NNSA’s cooperation with Hawaii began in April 2007 in partnership with the U.S. Department of Agriculture. Hawaii was the first state to volunteer for GTRI’s domestic radiological voluntary security enhancements. In addition to completing radiological material security enhancements on all high priority civilian radiological materials, all alarms and video surveillance were integrated with multiple off-site response locations. A tabletop exercise in conjunction with the Federal Bureau of Investigation (FBI) and other partners was also conducted and Hawaii officials participated in the Alarm Response Training in Oak Ridge, Tenn. This enabled the integration of response by state and county officials.
“The completion of the security enhancements coincides with the upcoming Asia Pacific Economic (APEC) Summit that will be held in Hawaii in November 2011,” said Melvin Kaku, Director of the Department of Emergency Management for the city and county of Honolulu. “President Obama and leaders and representatives from 20 other countries will participate in this event. It was important to have the radiological sources in Hawaii secured under tight enhancement measures.”

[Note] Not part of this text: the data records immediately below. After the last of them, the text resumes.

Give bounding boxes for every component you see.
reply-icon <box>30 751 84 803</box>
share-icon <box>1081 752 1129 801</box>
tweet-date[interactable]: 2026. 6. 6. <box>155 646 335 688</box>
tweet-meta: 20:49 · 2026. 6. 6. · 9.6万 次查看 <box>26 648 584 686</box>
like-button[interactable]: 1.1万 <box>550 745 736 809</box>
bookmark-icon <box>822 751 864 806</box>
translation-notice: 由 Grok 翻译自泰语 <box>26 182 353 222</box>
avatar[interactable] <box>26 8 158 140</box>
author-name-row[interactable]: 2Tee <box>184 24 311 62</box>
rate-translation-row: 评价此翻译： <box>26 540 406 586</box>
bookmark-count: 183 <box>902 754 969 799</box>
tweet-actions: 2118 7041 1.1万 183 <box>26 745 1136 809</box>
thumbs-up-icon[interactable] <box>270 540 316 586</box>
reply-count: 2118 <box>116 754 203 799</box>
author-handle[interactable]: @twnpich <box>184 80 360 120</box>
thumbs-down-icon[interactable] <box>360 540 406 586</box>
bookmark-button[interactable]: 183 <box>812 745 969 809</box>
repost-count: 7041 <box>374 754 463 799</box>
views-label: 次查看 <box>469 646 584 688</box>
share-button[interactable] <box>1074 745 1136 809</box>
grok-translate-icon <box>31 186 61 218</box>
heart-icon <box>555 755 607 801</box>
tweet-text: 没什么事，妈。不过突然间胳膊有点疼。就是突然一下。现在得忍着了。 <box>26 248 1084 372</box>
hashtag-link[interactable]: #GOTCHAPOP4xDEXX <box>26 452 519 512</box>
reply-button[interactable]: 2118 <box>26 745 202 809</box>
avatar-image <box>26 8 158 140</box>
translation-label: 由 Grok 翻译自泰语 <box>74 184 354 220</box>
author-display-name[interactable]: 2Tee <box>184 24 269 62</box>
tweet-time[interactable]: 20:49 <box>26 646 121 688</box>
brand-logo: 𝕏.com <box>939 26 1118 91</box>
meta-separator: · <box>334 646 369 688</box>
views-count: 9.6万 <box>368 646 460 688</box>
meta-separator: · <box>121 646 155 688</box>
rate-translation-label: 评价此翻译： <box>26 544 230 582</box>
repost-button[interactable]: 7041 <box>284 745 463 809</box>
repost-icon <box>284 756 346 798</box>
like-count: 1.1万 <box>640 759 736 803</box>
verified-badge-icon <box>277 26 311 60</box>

Shawn Gallagher, Director for Nuclear Threat Reduction and Nuclear Energy Cooperation at the National Security Council said, “Protecting our homeland is a critical part of worldwide nuclear threat reduction and we take the security of our radioactive materials very seriously. I would like to recognize the importance of this achievement in the context of our global nuclear threat reduction efforts.”
“The collaborative efforts undertaken by NNSA, other federal agencies, and state and local governments have effectively enhanced the security of radiological materials in Hawaii. I am very pleased that Hawaii is safer and now serves as a model for improved security across the nation,” said Sen. Daniel K. Akaka. “We must continue to better secure radiological materials both at home and abroad in order to safeguard human life, health, and economy.”
NNSA’s Y-12 National Security Complex provided radiological security alarm response training to Hawaii and Honolulu city and county first responders and other officials, as well as to officials at facilities which were upgraded. Pacific Northwest National Laboratory and Yamasato, Fujiwara, Higa & Associates, Inc. (YFH), a local Honolulu company, worked with Hawaii to implement the security enhancements, and Sandia National Laboratories installed retro-fit plates on the irradiators which greatly increase the time required to remove the radiological sources. In partnership with the Nuclear Regulatory Commission (NRC) and the Department of Homeland Security, NNSA continues to install voluntary security upgrades at civilian sites in the United States to reduce the potential for theft or misuse of radiological materials that could be used in a dirty bomb. These voluntary upgrades are in addition to security enhancements required by the NRC and state governments since 2006.